Imagine a 2D game with a simple premise: collect all pieces of dynamite in each stage without taking any damage. Instead of running and jumping around like you would in a traditional platformer, you thrust freely throughout the bite-sized stages with a trusty jetpack. With unlimited use of this ability, along with an endless supply of dynamite to throw at creatures inhabiting the surroundings, the focus is on careful and quick navigation instead of managing resources or obtaining power-ups; avoiding enemies, spikes, and lasers by flipping switches and using teleports is also a big part of the routine. Then, depending on how quickly all dynamite is collected, you'll earn a rating between 1-3 stars for your efforts. Sounds pretty good, right?

That's the description of Johnny Dynamite, a new 3DS eShop game that's, sadly, not quite as explosive as its title suggests.

So, getting right to brass tacks, Johnny Dynamite is adequately entertaining, but it doesn't do anything to be particularly memorable. Applying thrusters to fly around the fairly basic levels is easy-to-grasp and responsive, and chucking explosives is reliable, if a little slow. But it's the mediocre stage design that keeps the mechanics from carrying much worth. Don't expect adventure-driven levels with secrets and intricacies; this is an arcade-style layout where platforms and beams are presented inorganically for the primary goal of serving as obstacles. This, of course, isn't necessarily an issue; our criticism derives from the fact that we took advantage of the level editor and were able to effortlessly whip up a couple of quick creations that we believe match the quality of what's been prepared by the developer. It's not like we needed a level editor to allow us to see how unambitious the game's levels are, but it did serve as assurance that our impressions weren't out of line.

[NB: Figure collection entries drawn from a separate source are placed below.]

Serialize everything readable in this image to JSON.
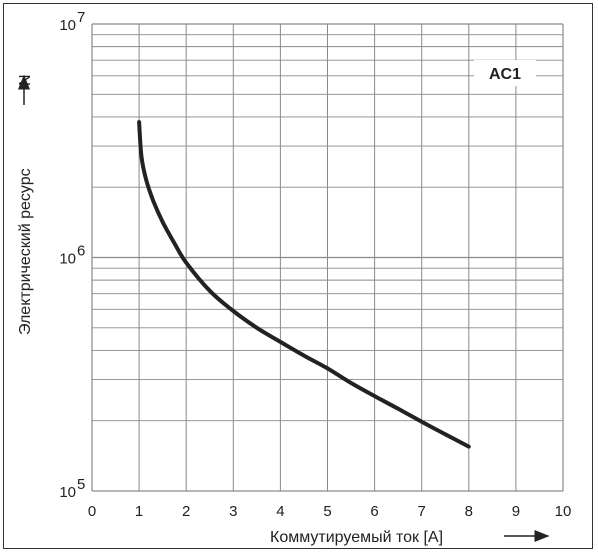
{
  "chart_data": {
    "type": "line",
    "title": "",
    "tag": "AC1",
    "xlabel": "Коммутируемый ток [A]",
    "ylabel": "Электрический ресурс",
    "ylabel_symbol": "N",
    "x_ticks": [
      "0",
      "1",
      "2",
      "3",
      "4",
      "5",
      "6",
      "7",
      "8",
      "9",
      "10"
    ],
    "y_ticks": [
      {
        "base": "10",
        "exp": "5"
      },
      {
        "base": "10",
        "exp": "6"
      },
      {
        "base": "10",
        "exp": "7"
      }
    ],
    "xlim": [
      0,
      10
    ],
    "ylim": [
      100000,
      10000000
    ],
    "y_scale": "log",
    "grid": true,
    "series": [
      {
        "x": [
          1.0,
          1.05,
          1.15,
          1.3,
          1.5,
          1.75,
          2.0,
          2.5,
          3.0,
          3.5,
          4.0,
          4.5,
          5.0,
          5.5,
          6.0,
          6.5,
          7.0,
          7.5,
          8.0
        ],
        "y": [
          3800000,
          2700000,
          2150000,
          1750000,
          1420000,
          1150000,
          950000,
          720000,
          590000,
          500000,
          435000,
          380000,
          335000,
          290000,
          255000,
          225000,
          198000,
          175000,
          155000
        ]
      }
    ]
  }
}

And it's not just about underwhelming levels; there are some other flaws to address as well. Of the 54 levels available, there are more than a few that feature areas with claustrophobic pathways, which can lead to clumsy navigation. This isn't typically much of hindrance on its own; it's when an enemy or hazard is worked into the mix that things can become problematic. Furthermore, the hit detection is somewhat unforgiving, as we experienced more than a few deaths that left us scratching our head. But, thankfully, because the levels are very brief and restarts are quick, you won't spend much time dwelling on any of these unfortunate moments.

According to the 3DS Activity Log, we blew through all of the levels on offer within an hour, gaining 2-3 star ratings as we went. Going for 3 stars on every level will likely double that playtime because you'll need to learn to manoeuvre through tricky obstacle courses without missing a beat or grazing a hazard. It's a challenge to be sure, though anyone that sticks with it should be able to achieve highest honours in due time. The biggest hurdle is actually figuring out which pathway or sequence is the fastest, and then practicing it a few times. Just be prepared for more tension and painful deaths if this is something you're setting out to do.

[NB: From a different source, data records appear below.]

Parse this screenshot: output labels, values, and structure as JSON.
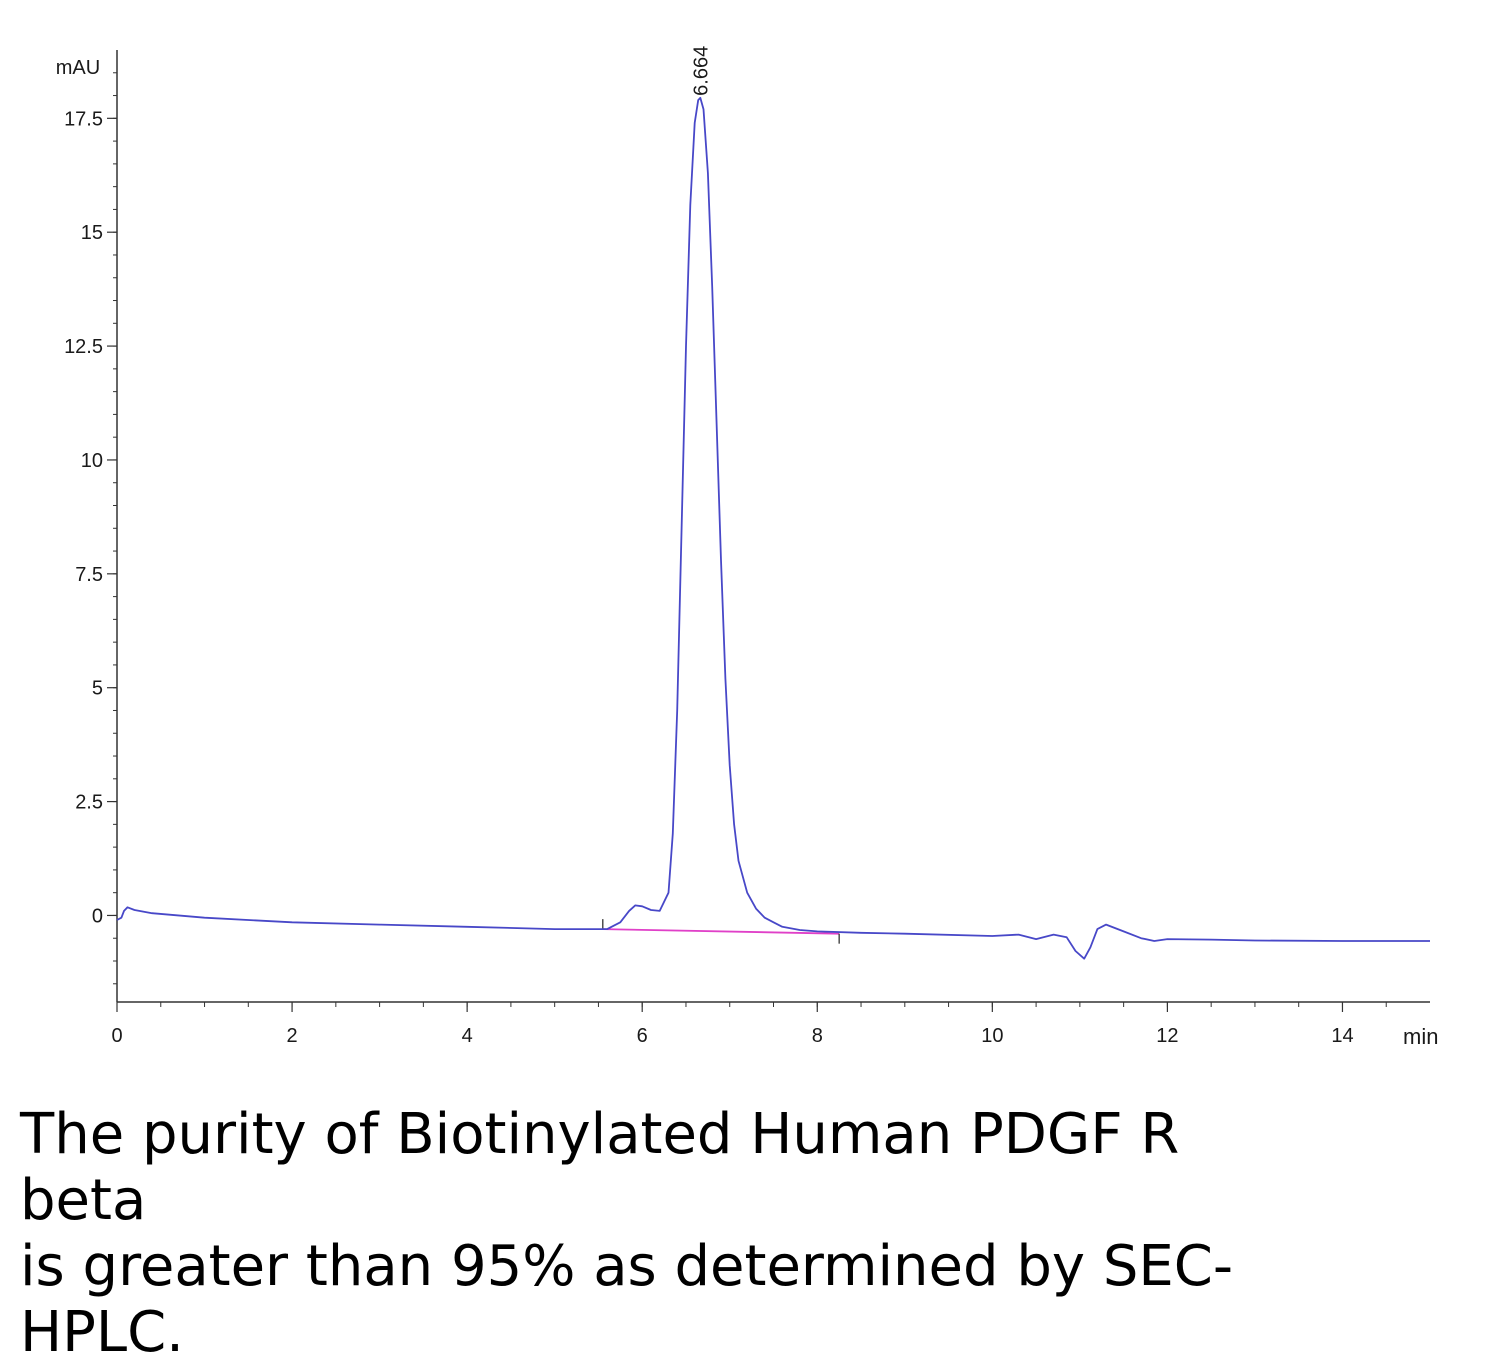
{
  "chart_data": {
    "type": "line",
    "title": "",
    "xlabel": "min",
    "ylabel": "mAU",
    "xlim": [
      0,
      15
    ],
    "ylim": [
      -1.9,
      19.0
    ],
    "x_ticks": [
      0,
      2,
      4,
      6,
      8,
      10,
      12,
      14
    ],
    "x_tick_labels": [
      "0",
      "2",
      "4",
      "6",
      "8",
      "10",
      "12",
      "14"
    ],
    "y_ticks": [
      0,
      2.5,
      5,
      7.5,
      10,
      12.5,
      15,
      17.5
    ],
    "y_tick_labels": [
      "0",
      "2.5",
      "5",
      "7.5",
      "10",
      "12.5",
      "15",
      "17.5"
    ],
    "grid": false,
    "peak_label": {
      "x": 6.664,
      "text": "6.664"
    },
    "integration_start": {
      "x": 5.55,
      "y": -0.3
    },
    "integration_end": {
      "x": 8.25,
      "y": -0.4
    },
    "series": [
      {
        "color": "#4848c8",
        "x": [
          0.0,
          0.05,
          0.08,
          0.12,
          0.2,
          0.4,
          1.0,
          2.0,
          3.0,
          4.0,
          5.0,
          5.6,
          5.75,
          5.85,
          5.92,
          6.0,
          6.1,
          6.2,
          6.3,
          6.35,
          6.4,
          6.45,
          6.5,
          6.55,
          6.6,
          6.64,
          6.664,
          6.7,
          6.75,
          6.8,
          6.85,
          6.9,
          6.95,
          7.0,
          7.05,
          7.1,
          7.2,
          7.3,
          7.4,
          7.5,
          7.6,
          7.8,
          8.0,
          8.5,
          9.0,
          10.0,
          10.3,
          10.5,
          10.7,
          10.85,
          10.95,
          11.05,
          11.12,
          11.2,
          11.3,
          11.5,
          11.7,
          11.85,
          12.0,
          12.5,
          13.0,
          14.0,
          15.0
        ],
        "y": [
          -0.1,
          -0.05,
          0.1,
          0.18,
          0.12,
          0.05,
          -0.05,
          -0.15,
          -0.2,
          -0.25,
          -0.3,
          -0.3,
          -0.15,
          0.1,
          0.22,
          0.2,
          0.12,
          0.1,
          0.5,
          1.8,
          4.5,
          8.5,
          12.5,
          15.6,
          17.4,
          17.9,
          17.95,
          17.7,
          16.3,
          13.8,
          10.8,
          7.8,
          5.2,
          3.3,
          2.0,
          1.2,
          0.5,
          0.15,
          -0.05,
          -0.15,
          -0.25,
          -0.32,
          -0.35,
          -0.38,
          -0.4,
          -0.45,
          -0.42,
          -0.52,
          -0.42,
          -0.48,
          -0.78,
          -0.95,
          -0.7,
          -0.3,
          -0.2,
          -0.35,
          -0.5,
          -0.56,
          -0.52,
          -0.53,
          -0.55,
          -0.56,
          -0.56
        ]
      }
    ]
  },
  "caption": "The purity of Biotinylated Human PDGF R beta\nis greater than 95% as determined by SEC-\nHPLC.",
  "colors": {
    "trace": "#4848c8",
    "baseline": "#e040c8",
    "axis": "#333333"
  }
}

In regards to the level editor, which we briefly touched upon above, it's surprisingly accessible and intuitive. Using the touchscreen to select assets and distribute them throughout the grid is as easy as a couple of taps and a bit of dragging. The constrained view that only allows you to see about ¼ of the available space at a time can be a real annoyance however, since you can never get an overall view of the entire layout – but we got used to it in time. What really hurts the potential of the level editor is the fact that there's no in-game online distribution option to allow you to share or download stages that you and other people have created; you'll instead need to create a QR code and deliver it manually through your own channels – e.g. uploading the QR code to social media or snapping a screenshot with a cell phone and texting it to a friend. The lack of this feature isn't all that surprising given the budget price and production, but it will surely disappoint those that aim to stretch their dollar as far as they can. Additionally, there's a limit to how many assets you can place, which ensures you won't be coming up with extremely dense designs.

When it comes to the stereoscopic 3D and the general presentation, there are two layers of depth, with the action unfolding above flat, JPEG-like images that reside in the background. These graphics are unflattering, and they're a constant reminder that Johnny Dynamite might be functional and occasionally fun, but it's not trying all that hard to be special.

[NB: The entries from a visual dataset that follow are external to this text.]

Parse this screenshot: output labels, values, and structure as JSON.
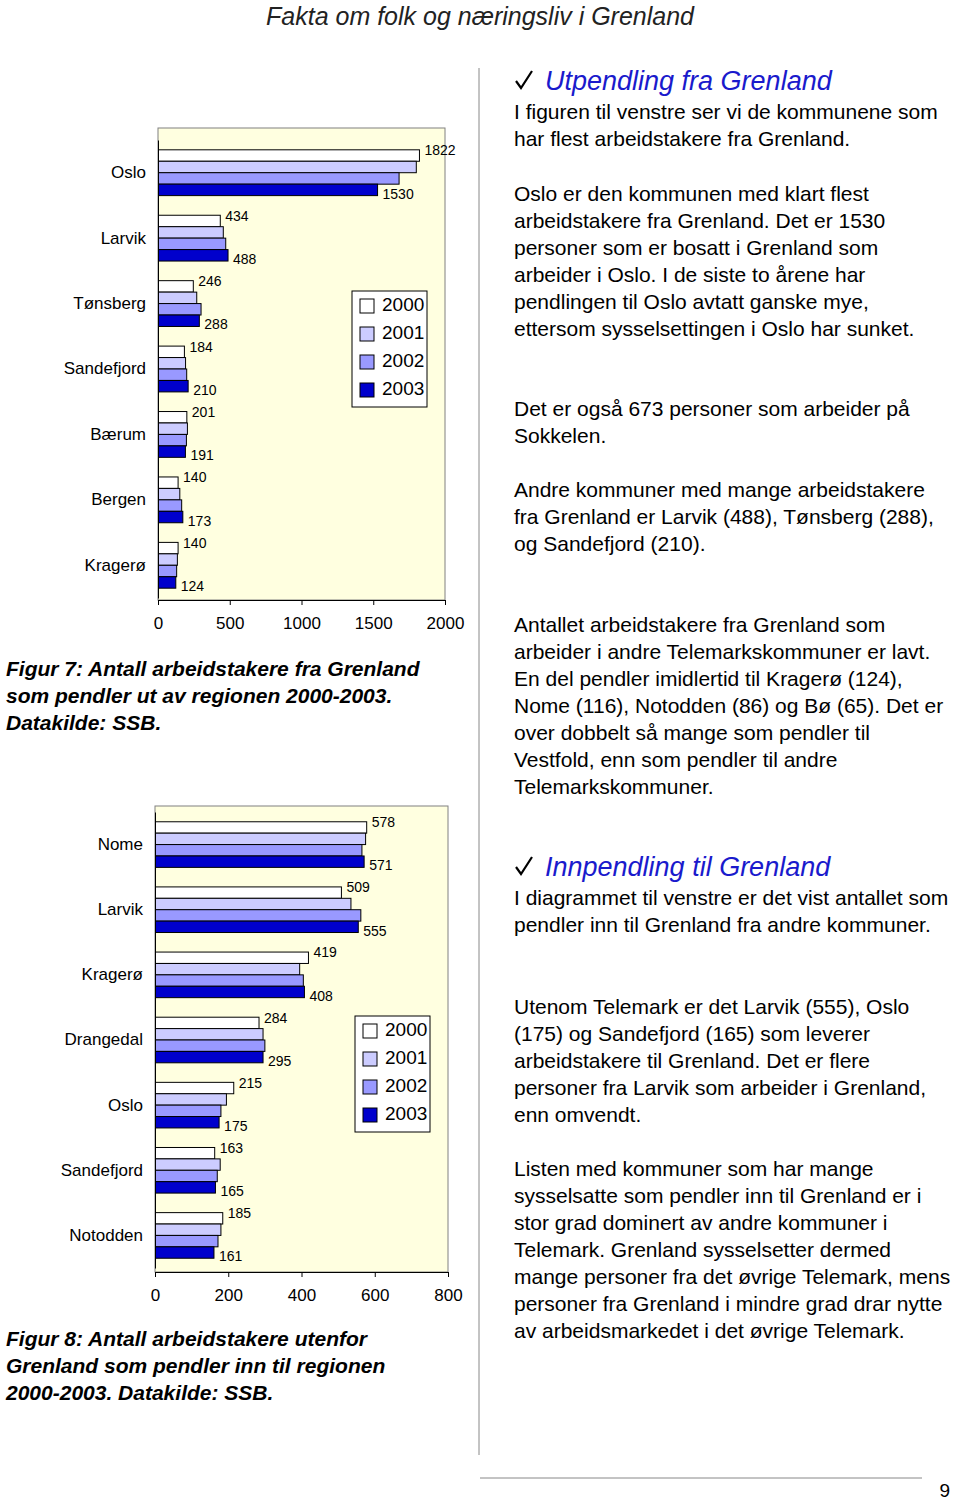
{
  "header": {
    "title": "Fakta om folk og næringsliv i Grenland"
  },
  "chart_data": [
    {
      "type": "bar",
      "orientation": "horizontal",
      "categories": [
        "Oslo",
        "Larvik",
        "Tønsberg",
        "Sandefjord",
        "Bærum",
        "Bergen",
        "Kragerø"
      ],
      "series": [
        {
          "name": "2000",
          "color": "#ffffff",
          "values": [
            1822,
            434,
            246,
            184,
            201,
            140,
            140
          ],
          "data_labels": true
        },
        {
          "name": "2001",
          "color": "#ccccff",
          "values": [
            1800,
            455,
            270,
            192,
            205,
            152,
            135
          ]
        },
        {
          "name": "2002",
          "color": "#9999ff",
          "values": [
            1680,
            472,
            300,
            200,
            198,
            165,
            130
          ]
        },
        {
          "name": "2003",
          "color": "#0000cc",
          "values": [
            1530,
            488,
            288,
            210,
            191,
            173,
            124
          ],
          "data_labels": true
        }
      ],
      "xlim": [
        0,
        2000
      ],
      "xticks": [
        0,
        500,
        1000,
        1500,
        2000
      ],
      "legend": "right",
      "grid": false
    },
    {
      "type": "bar",
      "orientation": "horizontal",
      "categories": [
        "Nome",
        "Larvik",
        "Kragerø",
        "Drangedal",
        "Oslo",
        "Sandefjord",
        "Notodden"
      ],
      "series": [
        {
          "name": "2000",
          "color": "#ffffff",
          "values": [
            578,
            509,
            419,
            284,
            215,
            163,
            185
          ],
          "data_labels": true
        },
        {
          "name": "2001",
          "color": "#ccccff",
          "values": [
            575,
            535,
            395,
            295,
            195,
            178,
            180
          ]
        },
        {
          "name": "2002",
          "color": "#9999ff",
          "values": [
            565,
            562,
            405,
            300,
            180,
            170,
            172
          ]
        },
        {
          "name": "2003",
          "color": "#0000cc",
          "values": [
            571,
            555,
            408,
            295,
            175,
            165,
            161
          ],
          "data_labels": true
        }
      ],
      "xlim": [
        0,
        800
      ],
      "xticks": [
        0,
        200,
        400,
        600,
        800
      ],
      "legend": "lower right",
      "grid": false
    }
  ],
  "captions": [
    "Figur 7: Antall arbeidstakere fra Grenland som pendler ut av regionen 2000-2003. Datakilde: SSB.",
    "Figur 8: Antall arbeidstakere utenfor Grenland som pendler inn til regionen 2000-2003. Datakilde: SSB."
  ],
  "sections": [
    {
      "heading": "Utpendling fra Grenland",
      "paragraphs": [
        "I figuren til venstre ser vi de kommunene som har flest arbeidstakere fra Grenland.",
        "Oslo er den kommunen med klart flest arbeidstakere fra Grenland. Det er 1530 personer som er bosatt i Grenland som arbeider i Oslo. I de siste to årene har pendlingen til Oslo avtatt ganske mye, ettersom sysselsettingen i Oslo har sunket.",
        "Det er også 673 personer som arbeider på Sokkelen.",
        "Andre kommuner med mange arbeidstakere fra Grenland er Larvik (488), Tønsberg (288), og Sandefjord (210).",
        "Antallet arbeidstakere fra Grenland som arbeider i andre Telemarkskommuner er lavt. En del pendler imidlertid til Kragerø (124), Nome (116), Notodden (86) og Bø (65). Det er over dobbelt så mange som pendler til Vestfold, enn som pendler til andre Telemarkskommuner."
      ]
    },
    {
      "heading": "Innpendling til Grenland",
      "paragraphs": [
        "I diagrammet til venstre er det vist antallet som pendler inn til Grenland fra andre kommuner.",
        "Utenom Telemark er det Larvik (555), Oslo (175) og Sandefjord (165) som leverer arbeidstakere til Grenland. Det er flere personer fra Larvik som arbeider i Grenland, enn omvendt.",
        "Listen med kommuner som har mange sysselsatte som pendler inn til Grenland er i stor grad dominert av andre kommuner i Telemark. Grenland sysselsetter dermed mange personer fra det øvrige Telemark, mens personer fra Grenland i mindre grad drar nytte av arbeidsmarkedet i det øvrige Telemark."
      ]
    }
  ],
  "page_number": 9
}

That's probably the ideal way to summarize the game. If you want a distraction during a short summer road trip or merely want a bite-sized challenge to tide you over a few days before a big release, Johnny Dynamite might be what you're looking for. Otherwise, you won't be missing much if you pass.

Conclusion

Even though Johnny Dynamite is loaded with 54 levels and a level editor, it doesn't pack a big enough explosion to grab your attention for long. The presentation is a touch cheap, the level design is unimpressive, and the game is generally forgettable. However, because the mechanics are sound and easy to grasp, and because this is a one-more-go kind of experience, a playthrough can be somewhat enjoyable while it lasts.